Face-to-Face With The Virtual World
Dr. A,
Given the wide use of computers, PDAs and cell phones today, we have become a world of instantaneous and continuous communications. With the ever increasing need for more information faster, many of us find ourselves losing our sense of humanity.
Communicating has become a typing skill rather than a face-to-face conversation around the dinner table. Are we becoming depersonalized, less empathetic, and more unrealistic in such a virtual world?
~ Confused in the virtual
world
Dear Confused in the
virtual world,
The short answer to this question is yes. However, there
are many and varied opinions as to why technology is having
both a positive and negative impact on individuals,
families, and societies both in America and throughout the
world. We are doing business at the speed of light, people
are often overwhelmed with keeping up with increasing
demands of technologically-based
multi-tasking, students are more concerned with
continuous/wireless communication with friends than
concentrating on school work, and many adults are
burning out trying to balance personal/professional life
while simultaneously trying to have it all. How did we
get here in the name of progress and what is the human
cost?
Historically, America and most global communities relied on
an agrarian-based and a barter/trade economy for
hundreds of years until about the beginning of the 19th
century. Farm communities, small towns, and families were
especially close knit since so many people relied on one
another for successful harvests and basic survival. Then
the industrial revolution was ushered in with the advent of
many inventions driven by steam and electricity resulting
in assembly-line manufacturing and an emphasis on
production of durable goods. This resulted in a growing
concentration of masses of people building and living in
large cities surrounding factories and steel, textile, and
furniture mills. Individuals began to be more anonymous as
many farm children grew up and chose city life with
more opportunities and an economy increasingly based on
division of labor. After the end of World War II in
the mid-1940’s, the dramatic increase in manufacturing
during the war years continued and began to create suburban
neighborhoods which increased the geographic
decentralization of the now, more mobile family unit.
Multiple moves in the corporate world meant moving up
and a more hectic pace of life. The civil rights and
women’s movements of the 1960s dramatically provided more
economic opportunities for both women and minorities in the
workforce. The traditional family model, dad as provider
and mom as homemaker, gave rise to the era of the
individual, pursuit of instant gratification, corporate
greed and a perceived decline in moral behavior
characterized by an increasing drug culture (legal &
illegal), more permissiveness in raising children, and the
first me generation.
About the mid-1980s, the age of
computer-driven information and interactive technology
dramatically increased the pace of everyday life and
further fragmented family units as hectic,
individual schedules for both parents and children created
more depersonalization (lack of face-to-face, quality
time), stress, anxiety, irritability, anger, frustration,
angst and an increasing feeling of alienation from
meaningful personal relationships as well as a gradual
desensitization (lack of empathy) and compassion for
others.
The combination of all these events have evolved
to create an increased entitlement syndrome based
on an attitude of “what have you done for me lately?”
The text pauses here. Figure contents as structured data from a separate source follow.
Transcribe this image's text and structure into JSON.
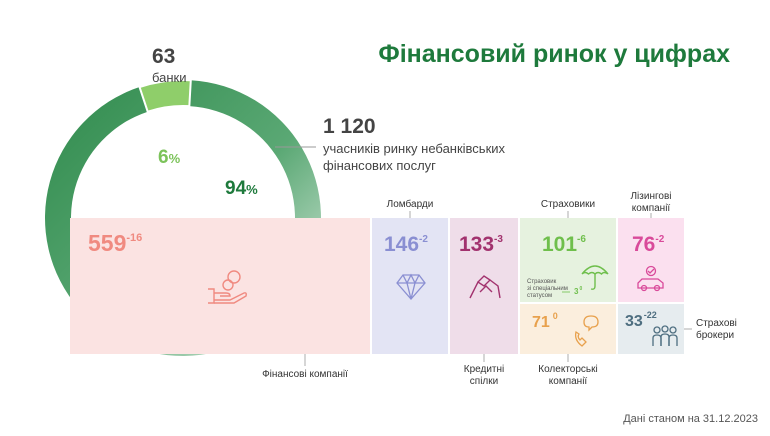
{
  "title": "Фінансовий ринок у цифрах",
  "colors": {
    "title": "#1e7a3c",
    "ring_dark": "#2f8a4c",
    "ring_light": "#e8f2ea",
    "banks_segment": "#8fce6a",
    "fin_companies_bg": "#fbe3e2",
    "fin_companies_text": "#f08a80",
    "lombards_bg": "#e3e4f4",
    "lombards_text": "#8a8fd2",
    "credit_unions_bg": "#efdde9",
    "credit_unions_text": "#a2326e",
    "insurers_bg": "#e6f2df",
    "insurers_text": "#6fbf4c",
    "leasing_bg": "#fbe0ef",
    "leasing_text": "#d94a9a",
    "collectors_bg": "#fbeedd",
    "collectors_text": "#e8a14d",
    "brokers_bg": "#e6ecef",
    "brokers_text": "#4e6e80"
  },
  "summary": {
    "banks_count": "63",
    "banks_label": "банки",
    "nonbank_count": "1 120",
    "nonbank_label_line1": "учасників ринку небанківських",
    "nonbank_label_line2": "фінансових послуг",
    "banks_share_num": "6",
    "nonbank_share_num": "94",
    "pct_sign": "%"
  },
  "chart_data": {
    "type": "pie",
    "title": "Фінансовий ринок у цифрах",
    "slices": [
      {
        "name": "банки",
        "value": 63,
        "share_percent": 6
      },
      {
        "name": "учасників ринку небанківських фінансових послуг",
        "value": 1120,
        "share_percent": 94
      }
    ],
    "nonbank_breakdown": [
      {
        "name": "Фінансові компанії",
        "value": 559,
        "change": -16,
        "icon": "hand-coins-icon"
      },
      {
        "name": "Ломбарди",
        "value": 146,
        "change": -2,
        "icon": "diamond-icon"
      },
      {
        "name": "Кредитні спілки",
        "value": 133,
        "change": -3,
        "icon": "handshake-icon"
      },
      {
        "name": "Страховики",
        "value": 101,
        "change": -6,
        "icon": "umbrella-icon",
        "note": {
          "line1": "Страховик",
          "line2": "зі спеціальним",
          "line3": "статусом",
          "value": 3,
          "change": 0
        }
      },
      {
        "name": "Лізингові компанії",
        "value": 76,
        "change": -2,
        "icon": "car-icon"
      },
      {
        "name": "Колекторські компанії",
        "value": 71,
        "change": 0,
        "icon": "phone-icon"
      },
      {
        "name": "Страхові брокери",
        "value": 33,
        "change": -22,
        "icon": "people-icon"
      }
    ]
  },
  "labels": {
    "lombards": "Ломбарди",
    "insurers": "Страховики",
    "leasing_line1": "Лізингові",
    "leasing_line2": "компанії",
    "fin_companies": "Фінансові компанії",
    "credit_line1": "Кредитні",
    "credit_line2": "спілки",
    "collectors_line1": "Колекторські",
    "collectors_line2": "компанії",
    "brokers_line1": "Страхові",
    "brokers_line2": "брокери"
  },
  "changes": {
    "fin": "-16",
    "lomb": "-2",
    "credit": "-3",
    "ins": "-6",
    "leasing": "-2",
    "coll": "0",
    "brokers": "-22",
    "special_value": "3",
    "special_change": "0"
  },
  "values": {
    "fin": "559",
    "lomb": "146",
    "credit": "133",
    "ins": "101",
    "leasing": "76",
    "coll": "71",
    "brokers": "33"
  },
  "footnote": "Дані станом на 31.12.2023"
}
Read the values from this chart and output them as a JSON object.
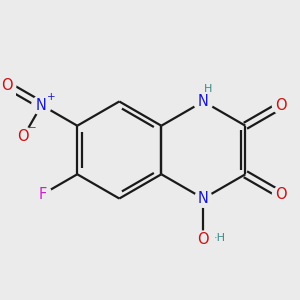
{
  "bg_color": "#ebebeb",
  "bond_color": "#1a1a1a",
  "bond_width": 1.6,
  "atom_colors": {
    "C": "#1a1a1a",
    "N": "#1919cc",
    "O": "#cc1111",
    "F": "#cc22cc",
    "H": "#3a8a8a",
    "Nplus": "#1919cc",
    "Ominus": "#cc1111"
  },
  "font_size": 10.5,
  "small_font_size": 8.0,
  "sup_font_size": 7.5
}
rather than “what can I do to help you, the family, or the
team at work?” Business is now done at the speed of light;
information and entertainment are downloaded through
multiple, hi-tech gadgets as fast as one can text, type, or
touch screens! Reality has now become more virtual as we
connect more yet communicate less regarding messages which
are non-data driven/human feelings as well
as expressions of human needs, wants, and dreams.
Cyber-bullying is rampant in most secondary schools and
many families have become groups of
multi-tasked individuals on different/conflicting
schedules. Even when at home, each family member seems
compartmented within his/her own world through wireless
desktops and laptops, headphones, and TV‘s. Geeks and
technonocrats are beginning to be more valuable to
businesses than the traditional MBA graduate of the past.
Personal networking based on who you know is still vital
but what you know technologically is now just as
critical.
What all this means for the future is anyone’s guess
but more and more people are finding it increasingly
difficult to juggle the complexities of 21st century life
while staying centered within a relationship with God,
spending quality time with family and friends, and
volunteering to help others in need. Achieving a
balance between personal needs and professional obligations
takes increased planning, organization, and keeping
priorities in proper perspective, while always remembering
that we make a living by what we get, but make a life
by what we give. We must also realize that our net worth is
never a measure of our self-worth.
In essence, while living in our current
technologically-driven, information age, it is crucial that
we stay centered in our faith, individual code of ethics,
principles of character, and compassion for others.
Remember, it is always the quality of our personal
relationships with others which ultimately define and
validate our humanity and a life well-lived. We need
only to listen to His will in our hearts and have the
courage to do the right thing, especially in service to
humanity and nature. As Steven Spielberg once noted, “The
ability to show love must always be part of the human
equation. Technology has not crossed that barrier. The day
love dies will be the virtual end of the world.”